We designed a 2D finite element method (FEM) continuum model to assess metabolic reaction kinetics and diffusion of oxygen, carbon dioxide, glucose, bicarbonate, lactate, hydronium, hydroxide, and salt across the cornea, and transport of oxygen and carbon dioxide from the atmosphere through the contact lens and post-lens tear to the cornea. Metabolic support from the aqueous humor and the limbus is correctly accounted for in the 2D calculations.
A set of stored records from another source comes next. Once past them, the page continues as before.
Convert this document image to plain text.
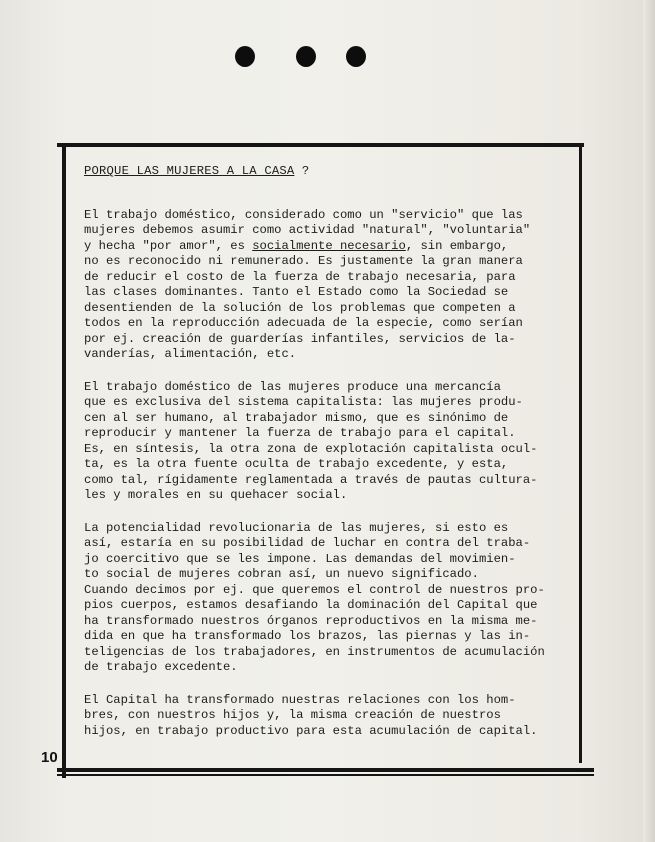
10
PORQUE LAS MUJERES A LA CASA ?
El trabajo doméstico, considerado como un "servicio" que las
mujeres debemos asumir como actividad "natural", "voluntaria"
y hecha "por amor", es socialmente necesario, sin embargo,
no es reconocido ni remunerado. Es justamente la gran manera
de reducir el costo de la fuerza de trabajo necesaria, para
las clases dominantes. Tanto el Estado como la Sociedad se
desentienden de la solución de los problemas que competen a
todos en la reproducción adecuada de la especie, como serían
por ej. creación de guarderías infantiles, servicios de la-
vanderías, alimentación, etc.
El trabajo doméstico de las mujeres produce una mercancía
que es exclusiva del sistema capitalista: las mujeres produ-
cen al ser humano, al trabajador mismo, que es sinónimo de
reproducir y mantener la fuerza de trabajo para el capital.
Es, en síntesis, la otra zona de explotación capitalista ocul-
ta, es la otra fuente oculta de trabajo excedente, y esta,
como tal, rígidamente reglamentada a través de pautas cultura-
les y morales en su quehacer social.
La potencialidad revolucionaria de las mujeres, si esto es
así, estaría en su posibilidad de luchar en contra del traba-
jo coercitivo que se les impone. Las demandas del movimien-
to social de mujeres cobran así, un nuevo significado.
Cuando decimos por ej. que queremos el control de nuestros pro-
pios cuerpos, estamos desafiando la dominación del Capital que
ha transformado nuestros órganos reproductivos en la misma me-
dida en que ha transformado los brazos, las piernas y las in-
teligencias de los trabajadores, en instrumentos de acumulación
de trabajo excedente.
El Capital ha transformado nuestras relaciones con los hom-
bres, con nuestros hijos y, la misma creación de nuestros
hijos, en trabajo productivo para esta acumulación de capital.
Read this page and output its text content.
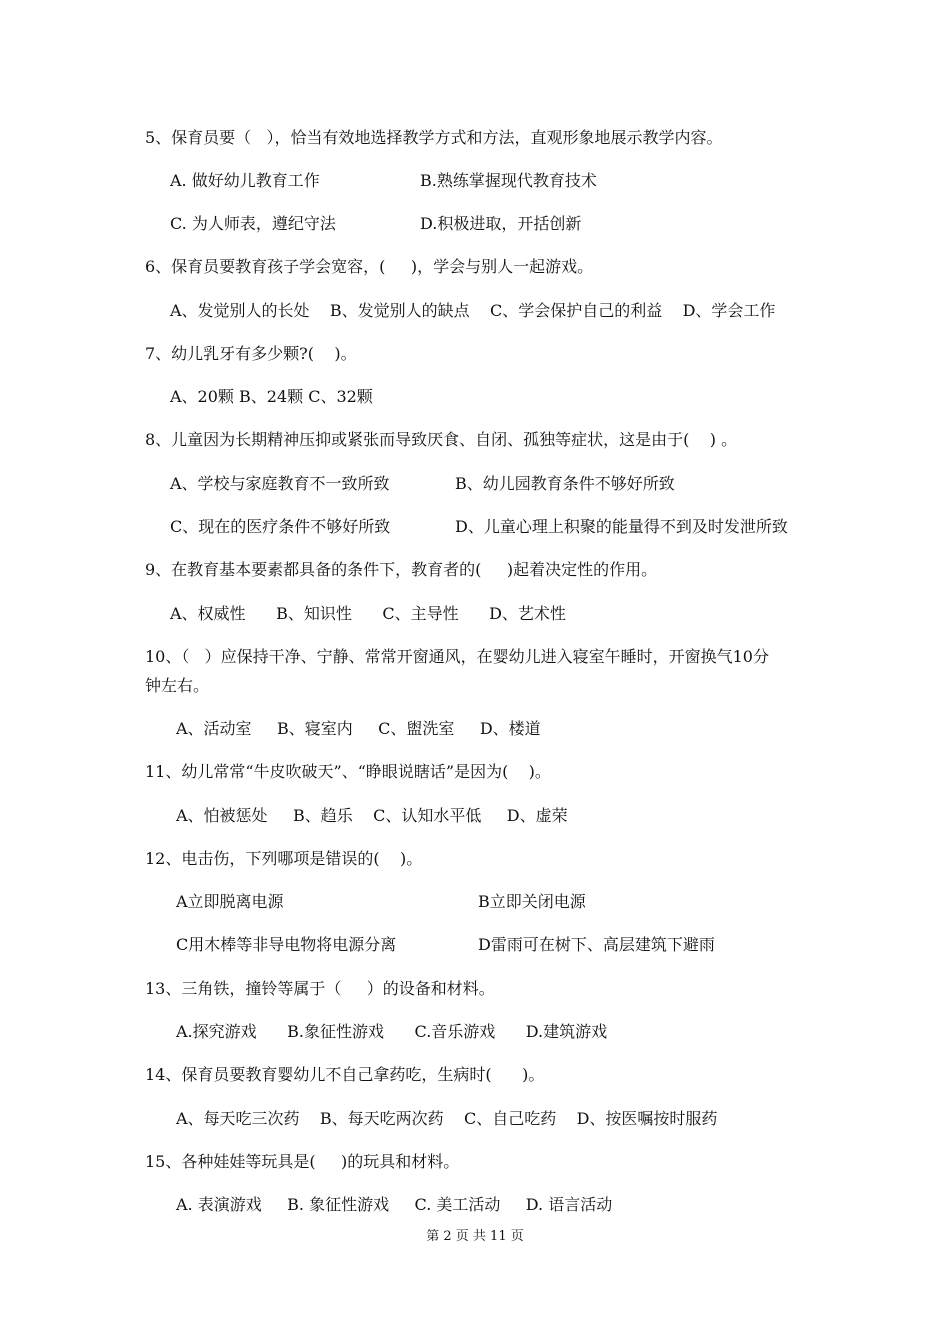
5、保育员要（   ），恰当有效地选择教学方式和方法，直观形象地展示教学内容。

A. 做好幼儿教育工作	B.熟练掌握现代教育技术

C. 为人师表，遵纪守法	D.积极进取，开括创新

6、保育员要教育孩子学会宽容，(     )，学会与别人一起游戏。

A、发觉别人的长处    B、发觉别人的缺点    C、学会保护自己的利益    D、学会工作

7、幼儿乳牙有多少颗?(    )。

A、20颗 B、24颗 C、32颗

8、儿童因为长期精神压抑或紧张而导致厌食、自闭、孤独等症状，这是由于(    ) 。

A、学校与家庭教育不一致所致	B、幼儿园教育条件不够好所致

C、现在的医疗条件不够好所致	D、儿童心理上积聚的能量得不到及时发泄所致

9、在教育基本要素都具备的条件下，教育者的(     )起着决定性的作用。

A、权威性      B、知识性      C、主导性      D、艺术性

10、（   ）应保持干净、宁静、常常开窗通风，在婴幼儿进入寝室午睡时，开窗换气10分

钟左右。

A、活动室     B、寝室内     C、盥洗室     D、楼道

11、幼儿常常“牛皮吹破天”、“睁眼说瞎话”是因为(    )。

A、怕被惩处     B、趋乐    C、认知水平低     D、虚荣

12、电击伤，下列哪项是错误的(    )。

A立即脱离电源	B立即关闭电源

C用木棒等非导电物将电源分离	D雷雨可在树下、高层建筑下避雨

13、三角铁，撞铃等属于（     ）的设备和材料。

A.探究游戏      B.象征性游戏      C.音乐游戏      D.建筑游戏

14、保育员要教育婴幼儿不自己拿药吃，生病时(      )。

A、每天吃三次药    B、每天吃两次药    C、自己吃药    D、按医嘱按时服药

15、各种娃娃等玩具是(     )的玩具和材料。

A. 表演游戏     B. 象征性游戏     C. 美工活动     D. 语言活动

第 2 页 共 11 页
Swelling of the cornea is determined by the change in stromal hydration caused by the change in metabolite concentrations during hypoxia according to the endothelial pump-leak mechanism of Maurice (J. Physiol. 1972) and Kedem-Katchalsky membrane transport. Soft contact lens and scleral lens designs with varying oxygen permeabilities were used to assess various types of lens fitting parameters seen clinically.

Example oxygen tension contours of a typical corneoscleral and contact lens architechture are provided in Figure 1. Solid lines in Figure 2 represent the 2D-predicted swelling profiles for a soft contact and scleral lens with different lens oxygen permeabilities. Maximum swelling occurs at the mid-periphery and zero swelling at the corneal periphery. For comparison, the dashed line in Figure 2 represents predicted swelling with no limbal interaction. Clearly, the limbus dramatically reduces swelling near the corneal periphery. The reason for the dramatic reduction is the supply of bicarbonate and oxygen from the limbus to the cornea and the removal of corneal lactate through the limbus to the sclera. The developed model reveals the importance of limbal supply of metabolites on corneal edema and suggests lower oxygen demand at the periphery than at the center. For the first time, we establish the major role of the limbus in maintaining safe contact-lens wear.